Afghan citizens angry over failure to protect them from Kabul attack
KABUL was reeling yesterday from its deadliest attack since 2001, with anguished families burying their dead as authorities cleared away mangled wreckage and public anger grew over the government’s failure to protect citizens in the heart of the Afghani capital.
No group has so far claimed responsibility for Wednesday’s attack, launched from a sewage tanker packed with explosives, which killed at least 90 people, mainly civilians, while wounding hundreds of others.
The attack during the holy month of Ramadan highlighted the ability of militants to strike even in the capital’s most secure district, home to the presidential palace and foreign embassies.
Angry citizens demanded answers over a perceived intelligence failure leading to the attack.
“For how long will we have to tolerate this bloodshed in our country?” a sobbing resident asked on local Tolo News. “I have lost my brother in the blast and the government is constantly failing to provide us with security.”
Authorities swept up debris and shards of glass that littered the streets, and cleared away the charred carcasses of blown-up vehicles, as residents held emotionally charged funerals.

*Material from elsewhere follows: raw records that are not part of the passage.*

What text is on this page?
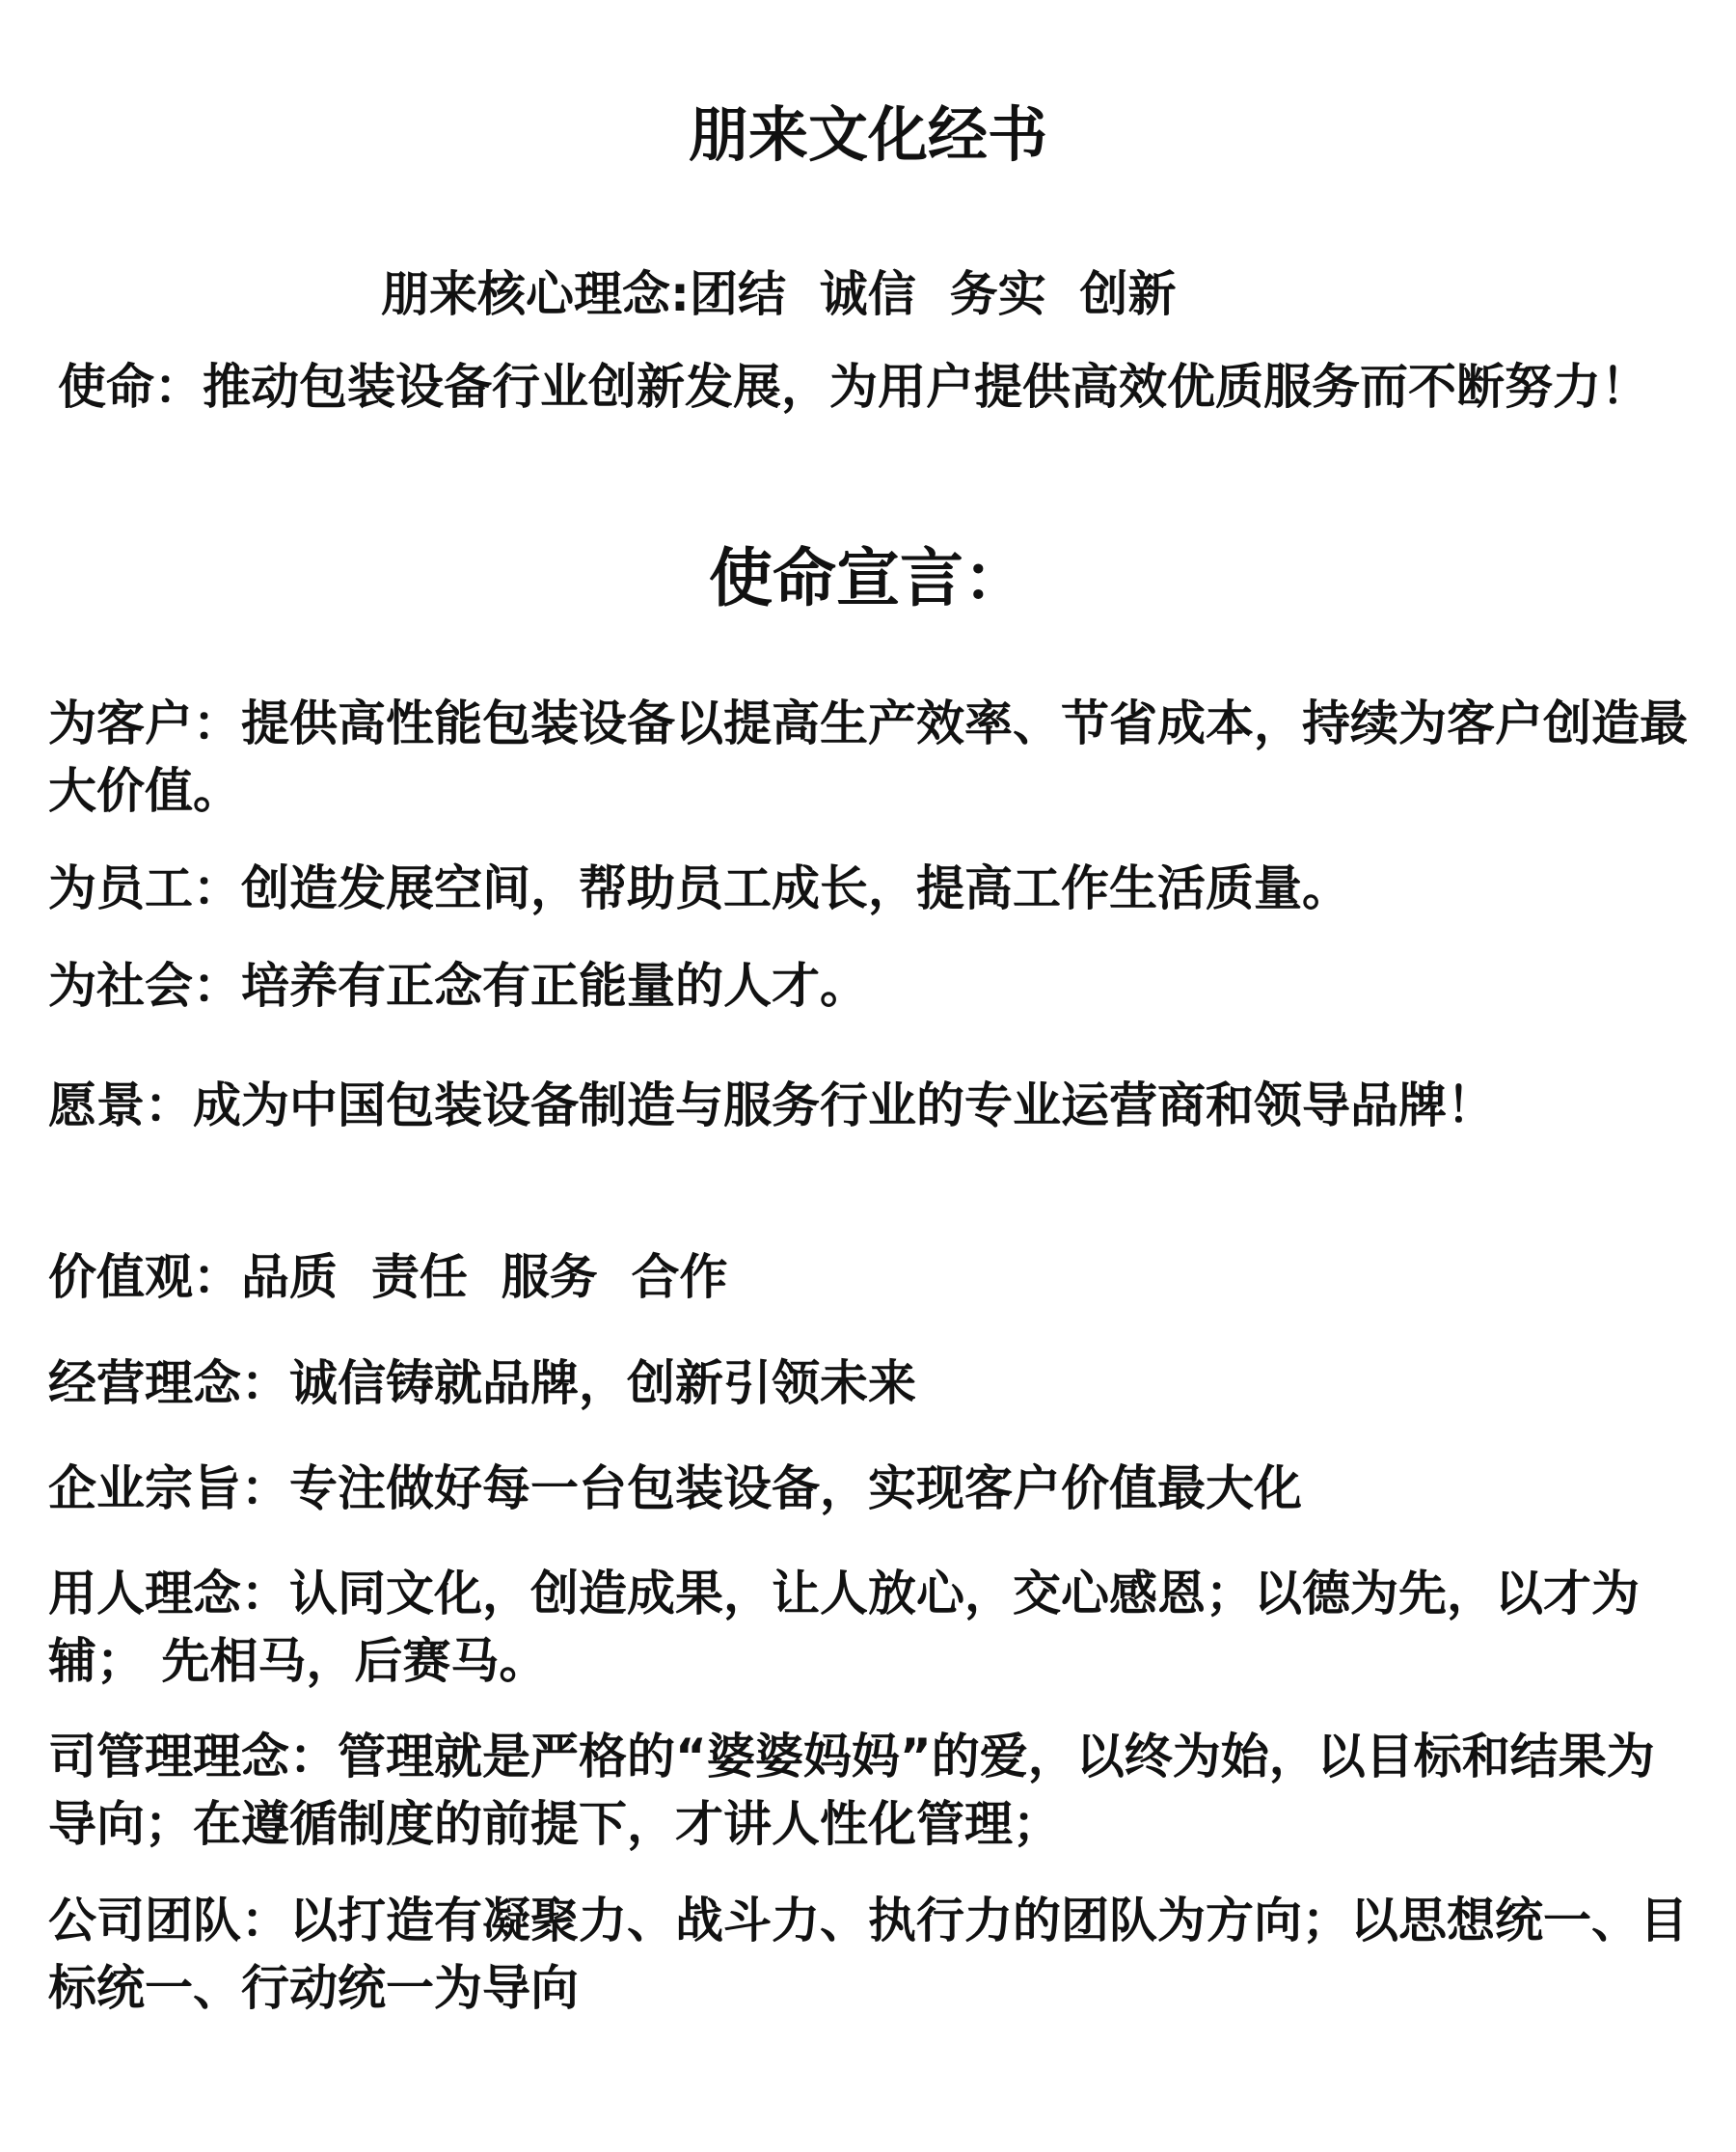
朋来文化经书
朋来核心理念:团结  诚信  务实  创新
使命：推动包装设备行业创新发展，为用户提供高效优质服务而不断努力！
使命宣言：
为客户：提供高性能包装设备以提高生产效率、节省成本，持续为客户创造最大价值。
为员工：创造发展空间，帮助员工成长，提高工作生活质量。
为社会：培养有正念有正能量的人才。
愿景：成为中国包装设备制造与服务行业的专业运营商和领导品牌！
价值观：品质  责任  服务  合作
经营理念：诚信铸就品牌，创新引领未来
企业宗旨：专注做好每一台包装设备，实现客户价值最大化
用人理念：认同文化，创造成果，让人放心，交心感恩；以德为先，以才为辅； 先相马，后赛马。
司管理理念：管理就是严格的“婆婆妈妈”的爱，以终为始，以目标和结果为导向；在遵循制度的前提下，才讲人性化管理；
公司团队：以打造有凝聚力、战斗力、执行力的团队为方向；以思想统一、目标统一、行动统一为导向
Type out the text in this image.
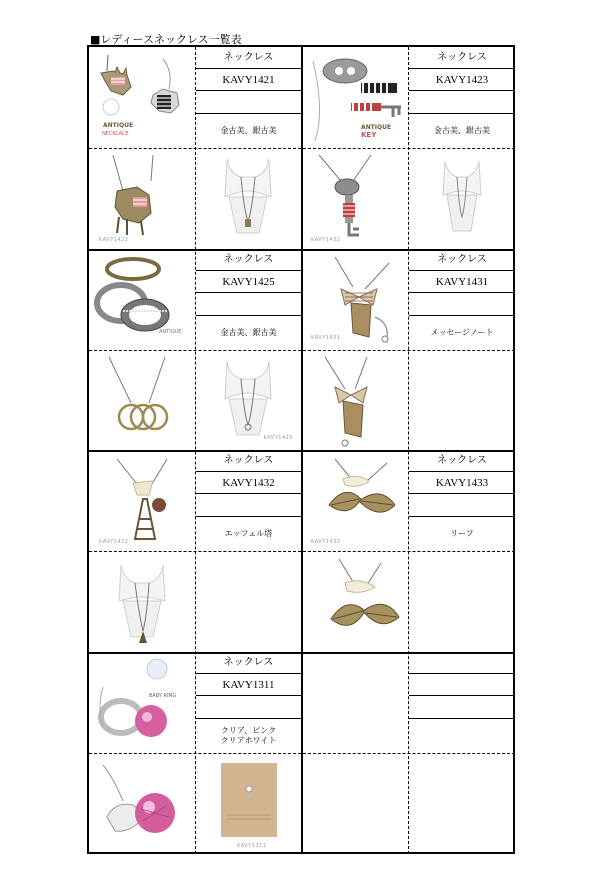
■レディースネックレス一覧表
ANTIQUE
NECKLACE
ネックレス
KAVY1421
金古美、銀古美
KAVY1422
ANTIQUE
KEY
ネックレス
KAVY1423
金古美、銀古美
KAVY1432
ANTIQUE
ネックレス
KAVY1425
金古美、銀古美
KAVY1425
KAVY1431
ネックレス
KAVY1431
メッセージノート
KAVY1432
ネックレス
KAVY1432
エッフェル塔
KAVY1433
ネックレス
KAVY1433
リーフ
BABY RING
ネックレス
KAVY1311
クリア、ピンク
クリアホワイト
KAVY1311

With more than 400 people wounded, the injured spilled over into hospital hallways as huge crowds gathered outside waiting for news of their loved ones or relatives still missing.
Health officials said some victims may never be identified as their bodies were torn to pieces or burned beyond recognition.
Afghanistan’s intelligence agency has blamed the Taliban-allied Haqqani Network for the attack. Afghan President Ashraf Ghani is expected to approve the execution of 11 Taliban and Haqqani prisoners, a government source told reporters, in apparent retaliation.
The Haqqani Network, long thought to have ties to neighboring Pakistan’s shadowy military establishment, is led by Sirajuddin Haqqani — also the Taliban’s deputy leader — and has carried out numerous operations in Kabul, including the 2008 Indian embassy bombing that killed almost 60 people.
The Taliban — currently in the midst of their annual “spring offensive” — denied they were involved, and the Islamic State group has so far not claimed the attack.
Global outrage swelled yesterday over the blast, the deadliest single attack in Kabul since the Taliban were toppled from power in a 2001 US-led invasion.
US President Donald Trump told Ghani in a phone call that the timing of the attack during Ramadan underscores “the barbaric nature of the terrorists who are enemies of all civilized peoples.” UN Secretary-General Antonio Guterres expressed his “abhorrence.”
The lights at the Eiffel Tower were switched off on Wednesday night to honor the scores of victims. The monument’s lights had already been turned off on Tuesday after suicide blasts in Baghdad killed at least 42.
The explosion, which Kabul residents compared to an earthquake, damaged several embassies in the area.
At least 11 Afghan guards working for the US embassy were among those killed and 11 US citizens working as contractors in Kabul were among the wounded, officials have said.
Germany said an Afghan guard had been killed at its embassy, which was “in the immediate vicinity” of the attack, while several other countries also reported damage to their missions.
Frequent attacks made the city the deadliest place in Afghanistan for civilians in the first quarter of 2017, according to the United Nations.
Afghan troops backed by US and NATO forces have been struggling to beat back the insurgents, and the White House is considering sending thousands more soldiers in the battle against the Taliban.
There are about 8,400 US troops in Afghanistan, and another 5,000 from NATO allies. They mainly serve in an advisory capacity — a far cry from the US presence of more than 100,000 six years ago.